6. Use CVP analysis to plan variable and fixed costs
The typical product cost structure includes both fixed and variable costs. A higher percentage of fixed costs in the cost structure involves more risk or operating leverage but also results in
greater operating income at higher activity levels than would a cost structure that had a higher proportion of variable costs. CVP analysis quantifies the income impact of proposed changes in the relative proportion of fixed and variable costs.
7. Apply CVP analysis to a company producing different products
Few companies produce or sell only one product. CVP analysis techniques can be utilized by managers to determine the impact of proposed changes to the current product mix. Multiplying contribution margin per product by the percentage of total sales for each product yields a single weighted-average contribution margin per unit which is then plugged into the CVP analysis to
determine breakeven point and target- income activity levels. Managers calculate the weighted-average contribution margin for each different proposed product mix and then compare the CVP analysis results for each proposed product mix to determine which product mix should be produced or sold.
8. Adapt CVP analysis to situations in which a product has more than one cost driver The CVP analysis techniques discussed in this chapter all assume that there is a single cost driver – the number of products produced or sold. In many instances there are other cost drivers that impact the variable costs per unit calculation, one of which might be the number of different customers sold to. In that instance, the variable cost per unit is a function of units sold and the
number of customers sold to. CVP techniques can be modified to analyze the impact of various multiple-cost-drivers scenarios, similar to the manner in which CVP analysis was used for product-mix decisions, but no single breakeven point or target-income activity level can be
determined because the same operating income can be achieved by different cost-driver combinations.

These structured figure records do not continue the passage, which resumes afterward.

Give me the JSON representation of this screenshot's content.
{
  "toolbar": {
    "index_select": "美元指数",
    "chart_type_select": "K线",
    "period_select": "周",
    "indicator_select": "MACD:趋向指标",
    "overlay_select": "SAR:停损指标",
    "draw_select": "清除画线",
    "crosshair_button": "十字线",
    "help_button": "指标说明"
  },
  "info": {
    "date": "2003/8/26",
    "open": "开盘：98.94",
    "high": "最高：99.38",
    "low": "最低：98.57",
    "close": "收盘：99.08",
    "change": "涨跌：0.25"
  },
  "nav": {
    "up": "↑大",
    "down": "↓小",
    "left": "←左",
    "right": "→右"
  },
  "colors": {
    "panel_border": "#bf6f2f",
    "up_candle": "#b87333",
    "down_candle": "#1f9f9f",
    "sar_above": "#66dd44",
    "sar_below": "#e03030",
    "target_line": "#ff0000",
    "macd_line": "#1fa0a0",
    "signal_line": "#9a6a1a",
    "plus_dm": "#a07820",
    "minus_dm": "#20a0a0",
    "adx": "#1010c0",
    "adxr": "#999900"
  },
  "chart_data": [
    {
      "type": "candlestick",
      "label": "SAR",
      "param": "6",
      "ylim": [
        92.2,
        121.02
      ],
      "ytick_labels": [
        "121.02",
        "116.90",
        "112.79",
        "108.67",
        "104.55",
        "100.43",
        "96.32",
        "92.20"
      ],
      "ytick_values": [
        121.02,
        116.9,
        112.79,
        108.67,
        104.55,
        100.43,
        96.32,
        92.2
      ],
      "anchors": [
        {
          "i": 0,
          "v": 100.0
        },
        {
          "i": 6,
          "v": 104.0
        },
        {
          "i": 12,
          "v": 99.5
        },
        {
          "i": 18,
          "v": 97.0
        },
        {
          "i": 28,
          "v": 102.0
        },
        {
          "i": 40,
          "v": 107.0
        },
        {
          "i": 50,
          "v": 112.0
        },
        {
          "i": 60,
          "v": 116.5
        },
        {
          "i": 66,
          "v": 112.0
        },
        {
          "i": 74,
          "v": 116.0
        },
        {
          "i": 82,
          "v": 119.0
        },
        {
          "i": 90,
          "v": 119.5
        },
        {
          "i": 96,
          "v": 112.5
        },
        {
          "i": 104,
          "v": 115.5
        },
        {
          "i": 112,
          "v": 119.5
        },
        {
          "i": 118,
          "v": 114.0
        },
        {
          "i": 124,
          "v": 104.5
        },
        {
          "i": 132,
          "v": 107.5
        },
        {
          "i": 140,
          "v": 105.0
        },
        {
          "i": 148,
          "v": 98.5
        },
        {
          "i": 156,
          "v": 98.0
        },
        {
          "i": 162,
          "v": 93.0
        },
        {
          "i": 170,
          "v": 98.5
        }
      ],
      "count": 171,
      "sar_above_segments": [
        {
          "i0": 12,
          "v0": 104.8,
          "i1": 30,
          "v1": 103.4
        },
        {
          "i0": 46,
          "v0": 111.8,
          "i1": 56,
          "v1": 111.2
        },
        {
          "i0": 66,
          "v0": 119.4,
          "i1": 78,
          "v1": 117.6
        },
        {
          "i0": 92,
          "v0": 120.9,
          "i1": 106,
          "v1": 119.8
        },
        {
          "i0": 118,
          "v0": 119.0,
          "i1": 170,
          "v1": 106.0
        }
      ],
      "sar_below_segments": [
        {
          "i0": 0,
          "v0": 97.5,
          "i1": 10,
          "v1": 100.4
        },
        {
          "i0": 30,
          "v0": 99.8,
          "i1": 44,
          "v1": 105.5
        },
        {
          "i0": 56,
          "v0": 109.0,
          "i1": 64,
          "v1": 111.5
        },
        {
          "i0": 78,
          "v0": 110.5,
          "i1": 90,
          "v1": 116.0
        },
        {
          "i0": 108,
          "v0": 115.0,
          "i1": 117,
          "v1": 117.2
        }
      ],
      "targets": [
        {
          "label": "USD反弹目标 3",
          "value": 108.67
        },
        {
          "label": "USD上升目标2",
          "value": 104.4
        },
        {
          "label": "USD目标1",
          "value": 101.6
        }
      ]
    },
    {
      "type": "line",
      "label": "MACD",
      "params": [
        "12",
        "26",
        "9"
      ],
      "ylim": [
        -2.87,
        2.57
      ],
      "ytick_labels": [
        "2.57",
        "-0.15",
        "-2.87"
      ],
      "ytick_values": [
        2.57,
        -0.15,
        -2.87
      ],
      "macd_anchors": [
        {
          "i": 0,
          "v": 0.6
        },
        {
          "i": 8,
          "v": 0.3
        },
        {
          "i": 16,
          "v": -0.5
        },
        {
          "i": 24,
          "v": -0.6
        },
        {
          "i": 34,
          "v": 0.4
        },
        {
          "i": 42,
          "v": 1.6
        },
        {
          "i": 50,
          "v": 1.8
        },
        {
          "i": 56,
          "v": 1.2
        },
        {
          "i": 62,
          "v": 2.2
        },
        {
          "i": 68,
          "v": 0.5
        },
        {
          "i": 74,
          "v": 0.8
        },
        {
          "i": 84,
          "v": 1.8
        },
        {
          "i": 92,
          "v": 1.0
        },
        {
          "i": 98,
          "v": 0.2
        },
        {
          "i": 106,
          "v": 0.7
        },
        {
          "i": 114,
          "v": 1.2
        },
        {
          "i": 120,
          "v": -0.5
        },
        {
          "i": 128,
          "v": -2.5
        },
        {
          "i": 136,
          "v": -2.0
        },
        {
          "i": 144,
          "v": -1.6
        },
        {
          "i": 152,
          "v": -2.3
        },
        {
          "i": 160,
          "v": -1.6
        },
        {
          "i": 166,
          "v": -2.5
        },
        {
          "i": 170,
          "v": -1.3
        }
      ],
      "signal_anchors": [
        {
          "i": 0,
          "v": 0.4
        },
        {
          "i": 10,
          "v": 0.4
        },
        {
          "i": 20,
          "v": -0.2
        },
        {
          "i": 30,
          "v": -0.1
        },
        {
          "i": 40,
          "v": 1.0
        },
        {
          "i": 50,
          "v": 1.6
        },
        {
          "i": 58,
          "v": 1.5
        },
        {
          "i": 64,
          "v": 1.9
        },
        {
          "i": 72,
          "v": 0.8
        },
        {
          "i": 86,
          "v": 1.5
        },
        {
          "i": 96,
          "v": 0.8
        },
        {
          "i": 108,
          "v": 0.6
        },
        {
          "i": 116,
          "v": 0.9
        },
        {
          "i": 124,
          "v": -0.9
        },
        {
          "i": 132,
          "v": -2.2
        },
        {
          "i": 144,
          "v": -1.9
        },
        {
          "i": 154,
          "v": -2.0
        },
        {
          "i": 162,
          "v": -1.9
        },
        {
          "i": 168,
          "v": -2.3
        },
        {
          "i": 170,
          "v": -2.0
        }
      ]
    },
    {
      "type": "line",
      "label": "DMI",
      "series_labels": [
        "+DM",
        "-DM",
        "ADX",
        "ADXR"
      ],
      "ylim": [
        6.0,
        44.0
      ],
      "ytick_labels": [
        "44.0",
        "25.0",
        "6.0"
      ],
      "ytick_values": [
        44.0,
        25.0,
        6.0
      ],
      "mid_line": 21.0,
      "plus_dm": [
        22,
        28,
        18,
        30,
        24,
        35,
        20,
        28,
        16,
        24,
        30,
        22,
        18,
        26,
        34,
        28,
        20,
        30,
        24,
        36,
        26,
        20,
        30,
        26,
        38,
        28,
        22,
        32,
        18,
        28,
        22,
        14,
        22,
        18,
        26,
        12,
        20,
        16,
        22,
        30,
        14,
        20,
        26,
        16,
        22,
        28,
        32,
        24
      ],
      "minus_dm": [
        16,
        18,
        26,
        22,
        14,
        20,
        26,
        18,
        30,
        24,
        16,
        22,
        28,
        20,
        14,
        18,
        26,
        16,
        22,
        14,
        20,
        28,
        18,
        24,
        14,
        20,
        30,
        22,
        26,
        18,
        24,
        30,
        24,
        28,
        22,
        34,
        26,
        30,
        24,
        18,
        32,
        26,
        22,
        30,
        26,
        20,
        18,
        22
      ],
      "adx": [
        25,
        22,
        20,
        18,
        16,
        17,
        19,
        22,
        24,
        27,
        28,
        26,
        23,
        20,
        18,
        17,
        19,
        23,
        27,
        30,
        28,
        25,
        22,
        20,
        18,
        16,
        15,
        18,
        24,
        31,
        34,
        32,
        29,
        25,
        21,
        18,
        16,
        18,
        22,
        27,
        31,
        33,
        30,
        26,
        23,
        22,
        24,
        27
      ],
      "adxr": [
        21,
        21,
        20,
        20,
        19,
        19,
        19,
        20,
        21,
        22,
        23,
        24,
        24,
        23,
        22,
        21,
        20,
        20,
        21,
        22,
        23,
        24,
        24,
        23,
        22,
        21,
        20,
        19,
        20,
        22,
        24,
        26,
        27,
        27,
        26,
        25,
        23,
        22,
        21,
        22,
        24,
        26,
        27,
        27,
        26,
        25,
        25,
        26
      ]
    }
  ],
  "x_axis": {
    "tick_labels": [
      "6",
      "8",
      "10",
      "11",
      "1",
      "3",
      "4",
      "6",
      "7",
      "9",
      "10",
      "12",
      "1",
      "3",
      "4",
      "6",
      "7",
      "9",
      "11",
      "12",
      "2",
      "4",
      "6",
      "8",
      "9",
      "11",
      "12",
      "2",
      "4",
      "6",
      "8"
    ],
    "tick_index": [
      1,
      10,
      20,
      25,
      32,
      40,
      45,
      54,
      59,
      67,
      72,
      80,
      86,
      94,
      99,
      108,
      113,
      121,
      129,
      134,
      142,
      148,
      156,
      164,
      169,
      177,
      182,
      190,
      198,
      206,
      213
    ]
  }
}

9. Distinguish contribution margin from gross margin
Financial income statements use the term gross margin; CVP analysis uses the term
contribution margin. Although there are similarities between the two, gross margin and contribution margin are not the same.
Gross Margin = Revenues – Cost of Goods Sold
Contribution Margin = Revenues – Variable Costs
Gross margin and contribution margin both include sales revenues in their calculation, but gross margin subtracts cost of goods sold while contribution margin subtracts variable costs. Gross
margin includes fixed product costs while contribution margin excludes fixed product costs but includes all variable costs, some of which are not product costs. Service-sector companies do not have a cost-of-goods-sold account so they can only use the contribution margin approach.